Ebrahim Raisi, o oitavo presidente do Irão, e o Ministro dos Negócios Estrangeiros Hossein Amirabdollahian, morreram, este domingo à tarde, num acidente de helicóptero, juntamente com mais seis tripulantes, quando sobrevoavam o distrito de Bakrabad, junto da fronteira com o Azerbaijão. Após várias horas de buscas, dificultadas pelo denso nevoeiro na região, por parte de equipas de socorro iranianas e turcas, munidos de equipamento com visão de noturna, os destroços do helicóptero foram encontrados, ontem, sem sobreviventes.
As autoridades iranianas oficialmente atribuíram o acidente ao mau tempo, mas alguns apoiantes do regime de Teerão apontaram o dedo a Israel, acusando a Mossad de estar envolvida no incidente, indicando que, dos três helicópteros que faziam parte da comitiva, apenas o de Raisi sofreu um acidente.
Para já, não há mais detalhes sobre as investigações feitas no terreno após as operações de resgate, mas Israel nega qualquer envolvimento no sucedido.
O rescaldo do incidente incluiu condolências por parte de diversos líderes mundiais, e países como o Líbano, Síria e Paquistão declararam luto nacional de três dias.
Grupos associados ao Irão, como o Hezbollah e o Hamas, lamentaram também a morte de Raisi e esta sexta-feira está agendado um discurso do Secretário-geral do Hezbollah, Sayyed Hassan Nasrallah, que incluirá referências ao acidente.
Por outro lado, John Kirby, porta-voz do Conselho de Segurança Nacional dos Estados Unidos da América, relembrou que Raisi violou direitos humanos e Tom Tugendhat, Ministro de Estado da Segurança britânico, afirmou que o Reino Unido não lamentará a morte do presidente defunto, já que o seu regime foi responsável por assassinar milhares de pessoas inocentes.
As reações dentro do Irão foram polarizadas. Ainda antes da confirmação da morte de Raisi, várias cidades organizaram vigílias com rezas dedicadas ao líder Iraniano, enquanto um números incalculável de cidadãos festejaram efusivamente com fogo-de-artifício, danças e partilhas de conteúdos nas redes sociais a troçar o presidente.

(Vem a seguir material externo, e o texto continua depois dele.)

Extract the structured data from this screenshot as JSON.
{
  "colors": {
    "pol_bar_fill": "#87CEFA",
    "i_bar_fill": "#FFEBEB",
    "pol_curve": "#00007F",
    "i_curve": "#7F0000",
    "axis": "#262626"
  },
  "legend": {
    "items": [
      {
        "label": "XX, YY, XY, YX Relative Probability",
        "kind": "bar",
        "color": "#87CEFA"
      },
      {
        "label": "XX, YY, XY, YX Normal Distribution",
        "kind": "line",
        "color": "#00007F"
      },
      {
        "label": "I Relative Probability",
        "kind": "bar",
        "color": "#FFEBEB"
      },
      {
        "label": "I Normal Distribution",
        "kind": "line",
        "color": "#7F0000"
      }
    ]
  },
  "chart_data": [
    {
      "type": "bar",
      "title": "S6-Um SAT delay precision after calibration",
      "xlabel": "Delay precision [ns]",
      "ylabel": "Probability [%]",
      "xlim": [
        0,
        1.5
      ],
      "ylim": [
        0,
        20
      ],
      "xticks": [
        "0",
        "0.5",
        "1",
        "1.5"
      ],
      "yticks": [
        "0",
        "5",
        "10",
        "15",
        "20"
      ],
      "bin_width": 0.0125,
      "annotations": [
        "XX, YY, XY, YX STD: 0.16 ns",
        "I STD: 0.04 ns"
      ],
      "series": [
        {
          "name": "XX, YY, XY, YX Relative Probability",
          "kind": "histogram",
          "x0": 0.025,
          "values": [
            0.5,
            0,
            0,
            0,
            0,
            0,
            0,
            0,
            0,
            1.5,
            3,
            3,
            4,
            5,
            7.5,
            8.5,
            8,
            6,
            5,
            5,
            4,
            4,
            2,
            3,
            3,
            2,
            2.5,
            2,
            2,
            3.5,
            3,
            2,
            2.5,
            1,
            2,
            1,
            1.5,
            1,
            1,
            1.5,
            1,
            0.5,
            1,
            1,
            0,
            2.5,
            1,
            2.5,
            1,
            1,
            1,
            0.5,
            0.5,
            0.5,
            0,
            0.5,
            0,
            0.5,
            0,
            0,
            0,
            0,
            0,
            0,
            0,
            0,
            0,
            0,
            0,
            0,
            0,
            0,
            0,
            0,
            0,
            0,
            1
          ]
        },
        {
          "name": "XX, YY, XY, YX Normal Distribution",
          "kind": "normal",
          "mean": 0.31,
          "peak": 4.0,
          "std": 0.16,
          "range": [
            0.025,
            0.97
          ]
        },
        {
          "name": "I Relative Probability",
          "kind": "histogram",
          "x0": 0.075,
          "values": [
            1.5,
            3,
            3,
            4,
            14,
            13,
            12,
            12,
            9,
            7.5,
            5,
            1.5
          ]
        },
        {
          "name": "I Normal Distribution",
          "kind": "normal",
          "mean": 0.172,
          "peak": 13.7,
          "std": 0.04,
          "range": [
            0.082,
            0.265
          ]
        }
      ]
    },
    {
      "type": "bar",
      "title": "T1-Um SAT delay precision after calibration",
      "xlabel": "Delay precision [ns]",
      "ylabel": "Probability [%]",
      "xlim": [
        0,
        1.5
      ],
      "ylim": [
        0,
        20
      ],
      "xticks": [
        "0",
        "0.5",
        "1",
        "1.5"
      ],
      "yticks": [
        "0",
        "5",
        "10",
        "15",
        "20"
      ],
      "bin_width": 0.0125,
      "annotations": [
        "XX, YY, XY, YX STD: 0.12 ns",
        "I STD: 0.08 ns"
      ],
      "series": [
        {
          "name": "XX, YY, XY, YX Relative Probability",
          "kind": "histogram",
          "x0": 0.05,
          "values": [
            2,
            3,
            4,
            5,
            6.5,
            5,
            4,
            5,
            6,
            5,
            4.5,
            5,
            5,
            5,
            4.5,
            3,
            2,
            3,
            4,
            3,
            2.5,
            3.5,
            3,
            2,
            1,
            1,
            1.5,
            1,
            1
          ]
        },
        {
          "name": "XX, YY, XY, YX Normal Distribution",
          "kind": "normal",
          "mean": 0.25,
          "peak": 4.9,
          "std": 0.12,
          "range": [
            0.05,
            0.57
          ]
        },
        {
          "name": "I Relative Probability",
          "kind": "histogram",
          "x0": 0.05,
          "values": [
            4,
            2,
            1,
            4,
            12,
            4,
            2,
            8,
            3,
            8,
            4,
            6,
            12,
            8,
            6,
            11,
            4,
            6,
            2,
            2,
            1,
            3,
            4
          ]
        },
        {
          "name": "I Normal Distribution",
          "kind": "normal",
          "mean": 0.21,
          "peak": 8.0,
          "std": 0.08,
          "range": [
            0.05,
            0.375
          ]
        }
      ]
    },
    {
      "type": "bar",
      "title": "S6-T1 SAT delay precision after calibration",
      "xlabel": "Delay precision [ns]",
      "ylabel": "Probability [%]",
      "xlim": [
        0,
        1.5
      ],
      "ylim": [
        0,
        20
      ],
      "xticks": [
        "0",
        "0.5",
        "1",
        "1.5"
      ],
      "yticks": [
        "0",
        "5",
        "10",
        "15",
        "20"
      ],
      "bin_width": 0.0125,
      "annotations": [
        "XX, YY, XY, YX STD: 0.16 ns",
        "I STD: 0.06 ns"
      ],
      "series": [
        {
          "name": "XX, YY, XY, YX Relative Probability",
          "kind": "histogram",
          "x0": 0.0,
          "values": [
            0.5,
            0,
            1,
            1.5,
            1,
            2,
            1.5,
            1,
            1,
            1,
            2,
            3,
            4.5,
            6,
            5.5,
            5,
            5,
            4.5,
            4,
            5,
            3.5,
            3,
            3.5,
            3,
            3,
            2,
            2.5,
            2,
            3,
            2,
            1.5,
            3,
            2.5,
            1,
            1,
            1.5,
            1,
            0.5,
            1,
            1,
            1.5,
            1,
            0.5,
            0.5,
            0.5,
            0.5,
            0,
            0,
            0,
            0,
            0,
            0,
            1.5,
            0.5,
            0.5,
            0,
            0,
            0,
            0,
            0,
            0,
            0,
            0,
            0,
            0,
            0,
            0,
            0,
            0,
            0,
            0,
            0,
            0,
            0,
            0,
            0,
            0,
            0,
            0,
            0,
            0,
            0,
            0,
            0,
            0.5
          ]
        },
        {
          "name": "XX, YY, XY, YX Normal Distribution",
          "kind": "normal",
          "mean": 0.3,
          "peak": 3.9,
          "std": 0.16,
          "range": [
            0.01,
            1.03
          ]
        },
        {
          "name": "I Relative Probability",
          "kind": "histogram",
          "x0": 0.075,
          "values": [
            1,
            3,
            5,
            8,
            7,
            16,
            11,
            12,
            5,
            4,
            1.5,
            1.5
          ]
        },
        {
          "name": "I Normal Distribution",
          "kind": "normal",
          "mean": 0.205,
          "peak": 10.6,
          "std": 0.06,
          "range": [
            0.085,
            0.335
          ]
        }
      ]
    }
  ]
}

Raisi, 63 anos de idade, também conhecido como o “Carniceiro de Teerão” pelo seu envolvimento nas execuções de milhares de presos políticos no final dos anos 80, era detestado por milhões de iranianos, dentro e fora do país.
A morte de Raisi, cujo cargo presidencial será ocupado temporariamente por Mohammad Mokhber até às próximas eleições, no dia 28 de junho, deixa o Irão num impasse geopolítico. Se por um lado, o Supremo Líder Iraniano Ali Khamenei indicou que a morte de Raisi não causará alterações significativas na agenda do executivo, há o receio de que as tensões na região aumentem, especialmente se houver provas de que Israel esteve diretamente implicado no acidente, tendo em conta que ambos os países estiveram mutuamente envolvidos em ataques militares diretos, no mês passado, tendo levado o conflito a patamares sem precedentes.